Nas gestões subsequentes à de Marta Suplicy, a discussão sobre a criação da SPCine contou com firme resistência do, então, Secretário de Cultura, Carlos Augusto Calil – gestão Gilberto Kassab - PSD (2006-2008) e em seu segundo mandato de prefeito, então pelo - DEM (2008-2012) –, que cria as “bibliotecas temáticas”. A do Ipiranga é rebatizada com o nome de “Roberto Santos”, homenagem a um dos mais importantes cineastas da cidade e do País. O motivo principal, tanto do tema quanto da homenagem, advém das atividades desenvolvidas pelo cineclube local.
Criada a SPCine, em 28 de janeiro de 2014, implanta-se na cidade o Circuito Cultural de Cinema[6]. Esta proposta do Centro Cineclubista de São Paulo[7] torna-se realidade. A iniciativa é rebatizada com o nome de “Circuito SPCine”, um dos mais celebrados projetos da empresa. A nota irônica é que, com o surgimento da empresa, o Cineclube Ipiranga, estranhamente, perde sua sede, depois de mais de 20 anos de atividades somente naquela sala. Este fato marca definitivamente a diferença de um cineclube para um cinema comercial. A sala da biblioteca em parceria com a SPCine realiza mensalmente 64 sessões. A parceira da mesma biblioteca com o Cineclube Ipiranga realizava apenas 8 sessões, mas conseguia no total mensal, muito mais público do que com a empresa, hoje.
De 1992 até 2015, o Cineclube Ipiranga fez mais de 500 projeções, em 16 mm, além das realizadas no digital. Foram inúmeras as presenças de convidados especiais para debates e palestras sobre os filmes, principalmente brasileiros. O dramaturgo, produtor e cineasta Ary Fernandes (1931 – 2010) criador do pioneiro seriado de TV brasileiro “O Vigilante Rodoviário”, esteve com o ator Carlos Miranda, que interpretava o protagonista, para exibir um episódio dessa série de sucesso nas décadas de 1960 e 1970; o Cônsul da Polônia, levou uma orquestra de seu país, em excursão pelo Brasil, na abertura da mostra de filmes poloneses; a recuperação do filme “Corrida em Busca do Amor” (1971), de Carlos Reinchebach, tido como perdido, que se tornou motivo de grande celebração pelo público e pela crítica;  Anselmo Duarte debateu “O Pagador de Promessas” (1962), revelando orgulho e, ao mesmo tempo, tristeza por ainda ser o único cineasta brasileiro a ter conseguido a Palma de Ouro, do Festival de Cannes, há mais de meio século.

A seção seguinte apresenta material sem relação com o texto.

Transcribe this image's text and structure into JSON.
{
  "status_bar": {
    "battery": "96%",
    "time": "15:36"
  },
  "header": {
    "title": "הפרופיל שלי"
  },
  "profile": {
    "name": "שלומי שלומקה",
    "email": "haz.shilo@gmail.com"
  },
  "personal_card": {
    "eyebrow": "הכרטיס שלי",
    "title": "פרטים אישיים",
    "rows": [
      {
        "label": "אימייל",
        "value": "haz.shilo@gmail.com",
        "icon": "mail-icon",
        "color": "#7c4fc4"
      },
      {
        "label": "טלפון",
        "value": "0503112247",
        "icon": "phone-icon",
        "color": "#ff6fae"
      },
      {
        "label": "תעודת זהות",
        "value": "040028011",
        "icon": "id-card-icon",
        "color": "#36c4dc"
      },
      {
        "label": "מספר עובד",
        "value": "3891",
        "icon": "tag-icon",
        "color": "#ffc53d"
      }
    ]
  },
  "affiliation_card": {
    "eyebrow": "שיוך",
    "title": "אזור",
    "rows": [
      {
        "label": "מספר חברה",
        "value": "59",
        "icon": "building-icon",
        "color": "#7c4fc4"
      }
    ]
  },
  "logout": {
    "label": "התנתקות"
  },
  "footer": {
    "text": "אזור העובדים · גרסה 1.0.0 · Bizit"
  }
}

Todas as atividades do Cineclube eram gratuitas e a parceria com a Secretaria Municipal de Cultura implicava na autorização de uso do espaço, para as exibições[8]. Todos os equipamentos de 16 mm são de propriedade dos membros do cineclube.
Os “heróis” dessa empreitada – Archimedes Lombardi, membro fundador do cineclube, nasceu na cidade de Santo Anastácio, interior do Estado de São Paulo. Mudou-se para a capital paulista, onde começou a atuar em cinema, como fotógrafo de Amácio Mazzaropi[9] e, depois, em várias produções da “Boca de Cinema” – nome dado aquela área da região central de São Paulo, onde funcionavam tanto a zona do meretrício, que lhe conferiu o pejorativo apelido de “Boca do Lixo”, quanto se concentravam produtoras e distribuidoras de filmes –. Estabeleceu-se como proprietário da Estação Gráfica Romancini & Lombardi. Em 1992 tornou-se um dos fundadores da Associação Brasileira de Colecionadores de Filmes, em 16 mm [ABCF], entidade que reúne colecionadores de todo o Brasil, com a finalidade de catalogar, preservar e exibir filmes raros, em sessões gratuitas, da qual é o atual presidente. Lombardi mantém um arquivo de filmes, em película, e DVDs com mais de 5 mil títulos.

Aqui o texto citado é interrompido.